Paul knew that he walked by faith and not by sight, and he further knew that he faced many powerful enemies. Hostile religious zealots in Jerusalem were intent on ridding their world of the Apostle, and he sought to complete the work God had assigned him, especially serving saints suffering in that particular city. Accordingly, he asked the Christians in Rome to become partners through prayer as he travelled to Jerusalem and then to Rome.
The concluding remarks Paul drafted in his Ephesian encyclical are well known to every saint who has engaged the enemy in prayer.
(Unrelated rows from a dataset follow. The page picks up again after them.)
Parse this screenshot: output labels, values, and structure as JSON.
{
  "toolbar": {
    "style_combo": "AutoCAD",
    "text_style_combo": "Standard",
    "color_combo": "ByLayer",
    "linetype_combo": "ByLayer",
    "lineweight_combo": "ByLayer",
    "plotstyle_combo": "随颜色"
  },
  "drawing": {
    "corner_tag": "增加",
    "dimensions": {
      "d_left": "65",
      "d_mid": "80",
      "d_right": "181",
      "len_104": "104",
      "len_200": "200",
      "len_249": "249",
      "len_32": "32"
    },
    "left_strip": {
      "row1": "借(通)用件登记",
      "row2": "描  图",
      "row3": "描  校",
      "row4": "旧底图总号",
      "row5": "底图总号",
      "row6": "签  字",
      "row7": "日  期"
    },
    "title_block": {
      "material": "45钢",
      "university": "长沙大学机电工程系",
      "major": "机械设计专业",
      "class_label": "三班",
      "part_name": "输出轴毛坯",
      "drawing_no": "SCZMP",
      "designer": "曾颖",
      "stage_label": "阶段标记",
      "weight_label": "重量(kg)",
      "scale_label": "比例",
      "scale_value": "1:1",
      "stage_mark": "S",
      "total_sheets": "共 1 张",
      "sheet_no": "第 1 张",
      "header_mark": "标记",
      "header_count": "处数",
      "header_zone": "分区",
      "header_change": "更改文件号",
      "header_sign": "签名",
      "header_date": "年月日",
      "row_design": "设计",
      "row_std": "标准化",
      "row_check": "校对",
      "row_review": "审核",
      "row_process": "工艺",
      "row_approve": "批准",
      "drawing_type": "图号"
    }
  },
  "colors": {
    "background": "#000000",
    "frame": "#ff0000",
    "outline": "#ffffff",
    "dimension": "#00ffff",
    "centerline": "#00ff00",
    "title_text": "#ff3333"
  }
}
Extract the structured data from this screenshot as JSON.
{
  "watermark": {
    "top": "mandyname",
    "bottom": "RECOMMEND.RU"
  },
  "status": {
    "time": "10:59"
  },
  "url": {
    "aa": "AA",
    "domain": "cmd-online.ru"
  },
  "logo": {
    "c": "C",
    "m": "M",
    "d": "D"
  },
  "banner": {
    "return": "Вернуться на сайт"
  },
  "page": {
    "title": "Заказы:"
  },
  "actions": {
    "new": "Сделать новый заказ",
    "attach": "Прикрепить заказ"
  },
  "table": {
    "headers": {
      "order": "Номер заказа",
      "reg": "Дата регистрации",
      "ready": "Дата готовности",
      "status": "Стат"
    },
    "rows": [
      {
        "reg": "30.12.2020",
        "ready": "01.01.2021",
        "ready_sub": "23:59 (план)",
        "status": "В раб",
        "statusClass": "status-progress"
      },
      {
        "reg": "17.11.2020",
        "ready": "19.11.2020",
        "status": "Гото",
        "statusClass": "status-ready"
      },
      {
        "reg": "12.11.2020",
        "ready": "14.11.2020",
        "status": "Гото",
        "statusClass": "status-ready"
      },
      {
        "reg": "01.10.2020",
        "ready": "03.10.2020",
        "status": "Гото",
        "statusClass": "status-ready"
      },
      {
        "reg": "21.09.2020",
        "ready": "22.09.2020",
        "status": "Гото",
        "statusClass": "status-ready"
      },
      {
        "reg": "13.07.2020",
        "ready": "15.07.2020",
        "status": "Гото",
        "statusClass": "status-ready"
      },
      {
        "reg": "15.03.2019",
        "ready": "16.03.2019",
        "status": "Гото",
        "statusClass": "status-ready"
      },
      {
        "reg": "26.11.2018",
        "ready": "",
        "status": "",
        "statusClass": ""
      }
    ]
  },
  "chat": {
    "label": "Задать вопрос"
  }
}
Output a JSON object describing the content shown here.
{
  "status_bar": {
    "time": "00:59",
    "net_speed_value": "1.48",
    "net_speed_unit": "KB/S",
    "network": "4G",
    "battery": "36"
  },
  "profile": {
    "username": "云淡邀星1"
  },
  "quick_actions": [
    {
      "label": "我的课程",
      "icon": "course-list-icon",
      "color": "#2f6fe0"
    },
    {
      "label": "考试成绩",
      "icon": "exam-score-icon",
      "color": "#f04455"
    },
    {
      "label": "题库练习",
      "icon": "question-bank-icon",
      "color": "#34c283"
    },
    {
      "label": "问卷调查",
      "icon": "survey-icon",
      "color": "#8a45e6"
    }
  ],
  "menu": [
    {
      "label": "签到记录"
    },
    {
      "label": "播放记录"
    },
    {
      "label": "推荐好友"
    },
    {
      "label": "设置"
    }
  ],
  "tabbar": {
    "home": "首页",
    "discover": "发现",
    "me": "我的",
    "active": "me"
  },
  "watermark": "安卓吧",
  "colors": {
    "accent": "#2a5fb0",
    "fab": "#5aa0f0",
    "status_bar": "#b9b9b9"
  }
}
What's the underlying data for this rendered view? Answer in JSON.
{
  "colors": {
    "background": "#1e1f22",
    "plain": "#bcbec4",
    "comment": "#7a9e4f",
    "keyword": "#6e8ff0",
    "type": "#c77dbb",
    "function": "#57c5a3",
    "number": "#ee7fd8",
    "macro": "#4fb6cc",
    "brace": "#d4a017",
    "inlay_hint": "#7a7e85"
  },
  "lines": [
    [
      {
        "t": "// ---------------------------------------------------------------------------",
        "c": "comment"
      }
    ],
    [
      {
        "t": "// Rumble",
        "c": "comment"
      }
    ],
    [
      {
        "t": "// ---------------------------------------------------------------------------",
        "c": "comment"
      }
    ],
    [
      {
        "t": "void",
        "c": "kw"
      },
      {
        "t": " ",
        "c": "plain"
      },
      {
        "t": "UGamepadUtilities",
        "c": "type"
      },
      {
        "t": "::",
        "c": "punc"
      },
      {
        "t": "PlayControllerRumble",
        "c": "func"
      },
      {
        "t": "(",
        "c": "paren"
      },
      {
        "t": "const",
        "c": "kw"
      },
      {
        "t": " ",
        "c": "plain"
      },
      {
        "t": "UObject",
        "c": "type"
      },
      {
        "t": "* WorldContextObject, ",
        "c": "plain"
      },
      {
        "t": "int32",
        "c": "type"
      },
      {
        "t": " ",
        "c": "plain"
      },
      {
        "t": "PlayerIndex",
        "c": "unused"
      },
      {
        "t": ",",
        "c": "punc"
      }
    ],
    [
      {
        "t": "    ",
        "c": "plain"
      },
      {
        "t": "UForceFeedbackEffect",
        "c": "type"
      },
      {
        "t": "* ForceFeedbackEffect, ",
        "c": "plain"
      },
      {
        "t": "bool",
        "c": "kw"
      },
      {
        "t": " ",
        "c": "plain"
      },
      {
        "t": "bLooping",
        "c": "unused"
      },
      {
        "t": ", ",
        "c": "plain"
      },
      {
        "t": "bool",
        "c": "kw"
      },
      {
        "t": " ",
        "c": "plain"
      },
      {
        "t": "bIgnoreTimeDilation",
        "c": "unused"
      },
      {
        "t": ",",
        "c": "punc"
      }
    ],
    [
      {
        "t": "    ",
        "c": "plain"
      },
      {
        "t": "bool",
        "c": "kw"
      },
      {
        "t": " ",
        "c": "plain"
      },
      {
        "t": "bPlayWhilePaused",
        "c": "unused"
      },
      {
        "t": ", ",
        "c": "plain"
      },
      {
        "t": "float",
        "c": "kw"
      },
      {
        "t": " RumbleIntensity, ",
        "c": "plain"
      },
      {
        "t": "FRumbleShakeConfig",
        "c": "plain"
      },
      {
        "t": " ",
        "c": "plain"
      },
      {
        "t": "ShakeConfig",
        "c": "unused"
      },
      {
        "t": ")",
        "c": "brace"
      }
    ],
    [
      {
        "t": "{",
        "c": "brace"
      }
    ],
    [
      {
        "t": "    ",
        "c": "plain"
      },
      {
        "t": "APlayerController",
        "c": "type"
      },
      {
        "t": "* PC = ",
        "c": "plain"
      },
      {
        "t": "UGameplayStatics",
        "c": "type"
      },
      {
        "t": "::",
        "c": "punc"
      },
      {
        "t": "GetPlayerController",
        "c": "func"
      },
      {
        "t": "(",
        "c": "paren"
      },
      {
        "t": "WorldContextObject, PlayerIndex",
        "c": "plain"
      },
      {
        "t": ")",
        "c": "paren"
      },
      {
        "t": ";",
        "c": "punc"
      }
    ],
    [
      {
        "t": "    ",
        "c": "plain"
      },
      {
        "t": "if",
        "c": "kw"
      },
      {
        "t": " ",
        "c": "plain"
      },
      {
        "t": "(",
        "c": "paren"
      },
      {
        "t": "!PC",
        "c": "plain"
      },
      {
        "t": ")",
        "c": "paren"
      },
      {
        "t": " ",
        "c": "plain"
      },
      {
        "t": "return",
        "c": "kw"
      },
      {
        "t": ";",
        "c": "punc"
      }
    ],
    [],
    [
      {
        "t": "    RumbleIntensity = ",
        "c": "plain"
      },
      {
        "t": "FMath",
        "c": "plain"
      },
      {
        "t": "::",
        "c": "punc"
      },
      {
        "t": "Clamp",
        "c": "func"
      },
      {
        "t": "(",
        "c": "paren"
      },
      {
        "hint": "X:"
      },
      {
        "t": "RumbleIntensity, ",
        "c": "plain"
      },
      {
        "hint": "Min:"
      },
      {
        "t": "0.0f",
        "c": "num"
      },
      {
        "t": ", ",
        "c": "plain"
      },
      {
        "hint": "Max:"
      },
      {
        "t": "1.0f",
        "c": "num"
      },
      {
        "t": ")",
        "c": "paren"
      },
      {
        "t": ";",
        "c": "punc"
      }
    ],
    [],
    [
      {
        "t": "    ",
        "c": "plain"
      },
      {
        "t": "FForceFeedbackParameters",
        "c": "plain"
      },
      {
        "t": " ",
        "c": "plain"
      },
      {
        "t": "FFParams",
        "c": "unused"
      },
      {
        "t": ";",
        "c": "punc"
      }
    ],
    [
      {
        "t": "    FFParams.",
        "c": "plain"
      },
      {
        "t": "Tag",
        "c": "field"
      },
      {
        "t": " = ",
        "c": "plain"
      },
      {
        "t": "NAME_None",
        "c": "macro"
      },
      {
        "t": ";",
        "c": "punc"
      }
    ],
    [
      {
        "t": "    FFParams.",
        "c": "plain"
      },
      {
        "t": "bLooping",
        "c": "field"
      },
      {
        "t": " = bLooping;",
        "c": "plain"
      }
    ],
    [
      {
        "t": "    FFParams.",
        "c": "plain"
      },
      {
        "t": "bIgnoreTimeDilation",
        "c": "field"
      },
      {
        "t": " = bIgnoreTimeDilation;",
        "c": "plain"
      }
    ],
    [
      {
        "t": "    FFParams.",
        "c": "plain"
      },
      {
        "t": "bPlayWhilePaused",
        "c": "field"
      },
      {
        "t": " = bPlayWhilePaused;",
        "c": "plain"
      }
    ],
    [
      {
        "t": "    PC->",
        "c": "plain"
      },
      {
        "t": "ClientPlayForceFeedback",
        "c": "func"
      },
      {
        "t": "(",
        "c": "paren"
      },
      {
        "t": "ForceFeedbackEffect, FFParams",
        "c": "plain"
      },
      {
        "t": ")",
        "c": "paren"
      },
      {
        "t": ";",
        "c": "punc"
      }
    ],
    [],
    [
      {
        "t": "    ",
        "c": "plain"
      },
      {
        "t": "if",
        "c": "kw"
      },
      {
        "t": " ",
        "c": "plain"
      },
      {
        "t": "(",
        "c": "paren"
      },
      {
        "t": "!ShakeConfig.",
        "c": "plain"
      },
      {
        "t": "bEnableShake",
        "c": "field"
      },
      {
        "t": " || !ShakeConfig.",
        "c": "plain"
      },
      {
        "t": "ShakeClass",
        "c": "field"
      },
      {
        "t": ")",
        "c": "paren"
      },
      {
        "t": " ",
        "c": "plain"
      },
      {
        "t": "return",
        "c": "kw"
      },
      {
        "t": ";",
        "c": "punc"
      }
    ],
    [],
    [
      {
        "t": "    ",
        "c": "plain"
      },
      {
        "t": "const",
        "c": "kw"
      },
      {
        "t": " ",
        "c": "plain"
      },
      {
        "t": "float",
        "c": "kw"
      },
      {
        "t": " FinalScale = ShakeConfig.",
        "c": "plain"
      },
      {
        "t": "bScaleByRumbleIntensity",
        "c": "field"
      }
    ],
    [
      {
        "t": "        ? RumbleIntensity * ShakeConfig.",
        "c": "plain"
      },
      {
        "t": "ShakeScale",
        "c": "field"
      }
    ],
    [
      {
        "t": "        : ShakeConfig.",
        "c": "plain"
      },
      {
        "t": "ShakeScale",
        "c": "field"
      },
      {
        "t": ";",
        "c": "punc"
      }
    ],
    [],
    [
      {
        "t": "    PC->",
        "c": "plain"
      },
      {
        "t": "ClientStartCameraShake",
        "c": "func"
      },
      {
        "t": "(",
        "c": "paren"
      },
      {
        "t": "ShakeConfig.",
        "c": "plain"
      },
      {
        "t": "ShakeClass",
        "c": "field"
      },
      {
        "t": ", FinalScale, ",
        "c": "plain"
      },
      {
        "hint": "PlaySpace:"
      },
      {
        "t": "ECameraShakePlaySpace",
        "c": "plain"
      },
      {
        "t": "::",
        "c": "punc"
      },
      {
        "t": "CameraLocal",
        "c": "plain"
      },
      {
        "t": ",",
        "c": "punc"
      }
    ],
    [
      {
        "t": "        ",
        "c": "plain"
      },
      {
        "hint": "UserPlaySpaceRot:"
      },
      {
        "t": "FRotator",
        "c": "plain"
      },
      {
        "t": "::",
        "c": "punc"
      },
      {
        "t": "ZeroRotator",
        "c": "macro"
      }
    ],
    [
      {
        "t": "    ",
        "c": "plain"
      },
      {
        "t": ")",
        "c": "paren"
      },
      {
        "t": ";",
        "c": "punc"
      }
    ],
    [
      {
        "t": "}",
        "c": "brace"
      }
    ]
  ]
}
The plea has a militaristic air, in keeping with the battle we face to be godly in the midst of a dark world as we withstand evil. “In all circumstances take up the shield of faith, with which you can extinguish all the flaming darts of the evil one; and take the helmet of salvation, and the sword of the Spirit, which is the Word of God, praying at all times in the Spirit, with all prayer and supplication. To that end keep alert with all perseverance, making supplication for all the saints, and also for me, that words may be given to me in opening my mouth boldly to proclaim the mystery of the gospel, for which I am an ambassador in chains, that I may declare it boldly, as I ought to speak” [EPHESIANS 6:16-20].
Excellent encouragement is offered to all believers in the words the Apostle wrote to the beloved Philippian Christians. “Do not be anxious about anything, but in everything by prayer and supplication with thanksgiving let your requests be made known to God” [PHILIPPIANS 4:6].
To the Christians in Colossae, the Apostle to the Gentiles wrote, “Continue steadfastly in prayer, being watchful in it with thanksgiving. At the same time, pray also for us, that God may open to us a door for the word, to declare the mystery of Christ, on account of which I am in prison—that I may make it clear, which is how I ought to speak” [COLOSSIANS 4:2-4]. He understood his greatest need was for opportunity to declare Christ, and he wanted the Colossians to share in the advance of the Gospel, which they would do as they joined him in praying for God to work powerfully and effectively.